The Ministry of Health (MOH) stated in an update that was posted on its website on Sunday, July 24th, that neither of the newly discovered cases of monkeypox is connected to any of the prior cases of the disease.
The first case is one that was brought into Singapore from another country. It involves an Estonian guy who was 46 years old and arrived in Singapore from London on July 21st. He tested positive for monkeypox on July 24th.
According to the MOH, he experienced rashes, had a fever, and had swollen lymph nodes on July 23rd, at which point he sought medical attention. On the same day, he was taken in by medical professionals at the National Centre for Infectious Diseases (NCID).
The second instance involves a Singaporean man who was tested for monkeypox on July 24th and came out positive. He is 26 years old.
On July 24th, he went to get treatment for the rashes that he had got. After that, he was checked into NCID on the same day he initially presented himself.
According to the MOH, both patients are doing well, and the agency is continuing to track down their contacts.
Patients suffering from monkeypox usually make a full recovery in the span of 14 to 21 days after contracting the infectious viral disease that causes the condition.
Those who have the infection will typically exhibit symptoms such as fever, headache, muscle discomfort, backache, swollen lymph nodes, chills, tiredness, and rash.
In most cases, there are three to four close contacts of a monkeypox patient who become infected and need to be quarantined. The Health Minister explained that this is in contrast to COVID-19, which has the potential to create up to 20 quarantine orders.
Four of the eight cases of monkeypox that have been revealed in Singapore since June were brought in from foreign countries, while the other four were contracted locally.

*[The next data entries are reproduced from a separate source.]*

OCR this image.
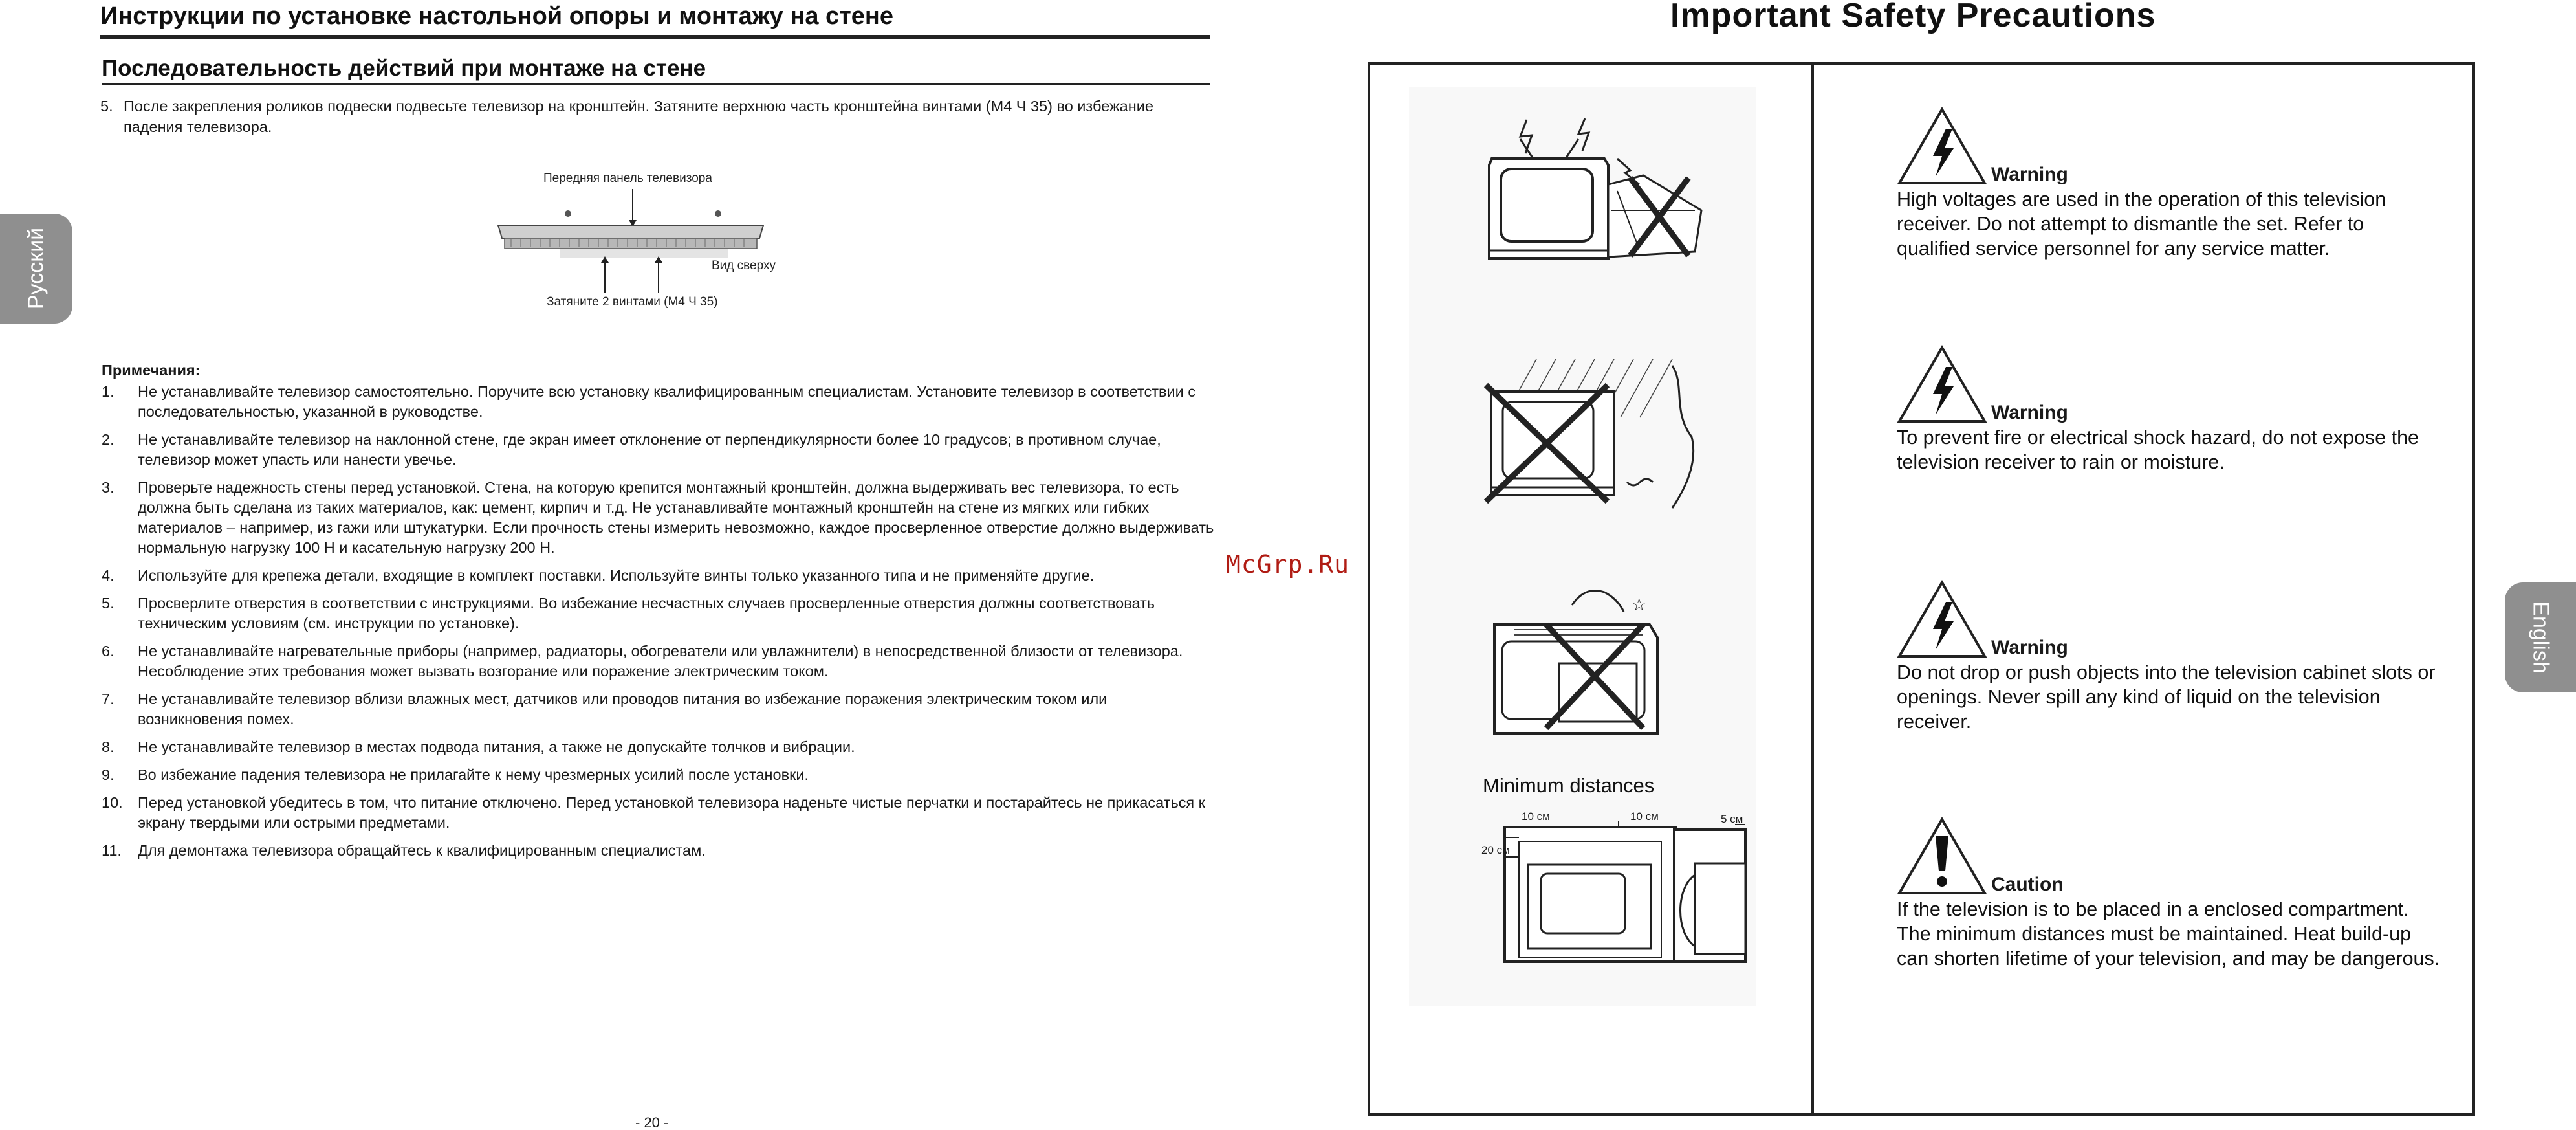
Инструкции по установке настольной опоры и монтажу на стене
Последовательность действий при монтаже на стене
5. После закрепления роликов подвески подвесьте телевизор на кронштейн. Затяните верхнюю часть кронштейна винтами (M4 Ч 35) во избежание падения телевизора.
Передняя панель телевизора
Вид сверху
Затяните 2 винтами (M4 Ч 35)
Примечания:
1. Не устанавливайте телевизор самостоятельно. Поручите всю установку квалифицированным специалистам. Установите телевизор в соответствии с последовательностью, указанной в руководстве.
2. Не устанавливайте телевизор на наклонной стене, где экран имеет отклонение от перпендикулярности более 10 градусов; в противном случае, телевизор может упасть или нанести увечье.
3. Проверьте надежность стены перед установкой. Стена, на которую крепится монтажный кронштейн, должна выдерживать вес телевизора, то есть должна быть сделана из таких материалов, как: цемент, кирпич и т.д. Не устанавливайте монтажный кронштейн на стене из мягких или гибких материалов – например, из гажи или штукатурки. Если прочность стены измерить невозможно, каждое просверленное отверстие должно выдерживать нормальную нагрузку 100 Н и касательную нагрузку 200 Н.
4. Используйте для крепежа детали, входящие в комплект поставки. Используйте винты только указанного типа и не применяйте другие.
5. Просверлите отверстия в соответствии с инструкциями. Во избежание несчастных случаев просверленные отверстия должны соответствовать техническим условиям (см. инструкции по установке).
6. Не устанавливайте нагревательные приборы (например, радиаторы, обогреватели или увлажнители) в непосредственной близости от телевизора. Несоблюдение этих требования может вызвать возгорание или поражение электрическим током.
7. Не устанавливайте телевизор вблизи влажных мест, датчиков или проводов питания во избежание поражения электрическим током или возникновения помех.
8. Не устанавливайте телевизор в местах подвода питания, а также не допускайте толчков и вибрации.
9. Во избежание падения телевизора не прилагайте к нему чрезмерных усилий после установки.
10. Перед установкой убедитесь в том, что питание отключено. Перед установкой телевизора наденьте чистые перчатки и постарайтесь не прикасаться к экрану твердыми или острыми предметами.
11. Для демонтажа телевизора обращайтесь к квалифицированным специалистам.
- 20 -
Русский
McGrp.Ru
Important Safety Precautions
☆
Minimum distances
10 см	10 см
20 см
5 см
Warning
High voltages are used in the operation of this television receiver. Do not attempt to dismantle the set. Refer to qualified service personnel for any service matter.
Warning
To prevent fire or electrical shock hazard, do not expose the television receiver to rain or moisture.
Warning
Do not drop or push objects into the television cabinet slots or openings. Never spill any kind of liquid on the television receiver.
Caution
If the television is to be placed in a enclosed compartment. The minimum distances must be maintained. Heat build-up can shorten lifetime of your television, and may be dangerous.
English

To this point, there is no connection between any of the incidents.
Reiterating the position that the Ministry of Health has taken on the contagious disease monkeypox, Singapore’s Minister of Health Ong Ye Kung stated on Monday that the MOH does not propose the widespread vaccination of the country’s population against monkeypox.
The epidemic of monkeypox has been labeled a public health emergency of worldwide concern by the World Health Organization (WHO), which made the announcement on Saturday.

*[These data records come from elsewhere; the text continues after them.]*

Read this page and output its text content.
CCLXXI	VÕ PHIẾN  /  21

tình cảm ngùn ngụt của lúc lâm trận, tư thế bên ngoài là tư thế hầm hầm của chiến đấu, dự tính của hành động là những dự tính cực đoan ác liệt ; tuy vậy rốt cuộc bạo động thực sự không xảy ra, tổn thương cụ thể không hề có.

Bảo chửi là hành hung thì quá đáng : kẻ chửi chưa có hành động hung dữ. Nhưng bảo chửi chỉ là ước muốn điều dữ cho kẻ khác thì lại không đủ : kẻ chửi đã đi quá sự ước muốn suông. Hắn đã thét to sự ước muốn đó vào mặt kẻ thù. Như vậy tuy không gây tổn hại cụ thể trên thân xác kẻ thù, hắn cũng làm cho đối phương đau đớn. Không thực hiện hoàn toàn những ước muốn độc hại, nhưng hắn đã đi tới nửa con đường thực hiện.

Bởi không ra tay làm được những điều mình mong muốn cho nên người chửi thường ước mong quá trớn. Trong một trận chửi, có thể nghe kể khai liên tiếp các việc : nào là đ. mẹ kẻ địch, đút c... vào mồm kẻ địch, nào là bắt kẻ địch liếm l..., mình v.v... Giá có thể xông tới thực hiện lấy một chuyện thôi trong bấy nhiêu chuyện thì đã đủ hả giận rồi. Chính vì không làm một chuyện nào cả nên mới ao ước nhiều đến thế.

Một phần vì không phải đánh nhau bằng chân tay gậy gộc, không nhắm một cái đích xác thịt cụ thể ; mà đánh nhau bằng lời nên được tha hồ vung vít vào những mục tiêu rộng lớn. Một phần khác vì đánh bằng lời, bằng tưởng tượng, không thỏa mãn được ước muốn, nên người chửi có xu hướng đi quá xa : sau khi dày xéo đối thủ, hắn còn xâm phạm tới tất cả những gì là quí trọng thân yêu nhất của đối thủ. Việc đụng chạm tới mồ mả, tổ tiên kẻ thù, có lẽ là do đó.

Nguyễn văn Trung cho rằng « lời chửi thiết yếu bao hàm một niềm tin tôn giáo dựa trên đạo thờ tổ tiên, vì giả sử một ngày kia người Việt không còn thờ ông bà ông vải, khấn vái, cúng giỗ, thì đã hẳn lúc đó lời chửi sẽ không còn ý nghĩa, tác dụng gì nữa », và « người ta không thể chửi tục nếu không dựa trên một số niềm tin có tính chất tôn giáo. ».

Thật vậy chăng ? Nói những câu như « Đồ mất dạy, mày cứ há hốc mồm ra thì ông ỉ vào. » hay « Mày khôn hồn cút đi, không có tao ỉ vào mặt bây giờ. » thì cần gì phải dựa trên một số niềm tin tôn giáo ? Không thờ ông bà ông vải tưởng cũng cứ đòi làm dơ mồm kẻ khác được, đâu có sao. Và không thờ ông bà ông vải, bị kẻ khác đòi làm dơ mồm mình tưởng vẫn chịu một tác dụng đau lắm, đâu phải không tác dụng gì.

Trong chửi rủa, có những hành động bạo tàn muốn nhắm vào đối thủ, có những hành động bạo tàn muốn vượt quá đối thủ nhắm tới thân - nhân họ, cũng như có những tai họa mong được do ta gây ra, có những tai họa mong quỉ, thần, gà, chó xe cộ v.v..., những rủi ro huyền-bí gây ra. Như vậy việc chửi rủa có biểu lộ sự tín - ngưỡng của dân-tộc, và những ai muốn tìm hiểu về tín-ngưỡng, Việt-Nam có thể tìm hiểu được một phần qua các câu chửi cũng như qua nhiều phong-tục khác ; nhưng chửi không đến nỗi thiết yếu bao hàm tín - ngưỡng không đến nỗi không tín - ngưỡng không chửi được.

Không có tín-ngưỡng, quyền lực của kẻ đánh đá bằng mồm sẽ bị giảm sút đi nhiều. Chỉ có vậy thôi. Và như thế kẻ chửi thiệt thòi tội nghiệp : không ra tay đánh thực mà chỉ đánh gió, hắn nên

Since the beginning of May, nations outside of West and Central Africa, where monkeypox has been present for a long time and is considered an endemic illness, have reported an increase in the number of cases of the disease.
WHO’s highest alert for combating a worldwide disease epidemic is a public health emergency of international concern.
They defined the situation as “an extraordinary event which is determined to constitute a public health risk to other states through the international spread of disease and to potentially require a coordinated international response.”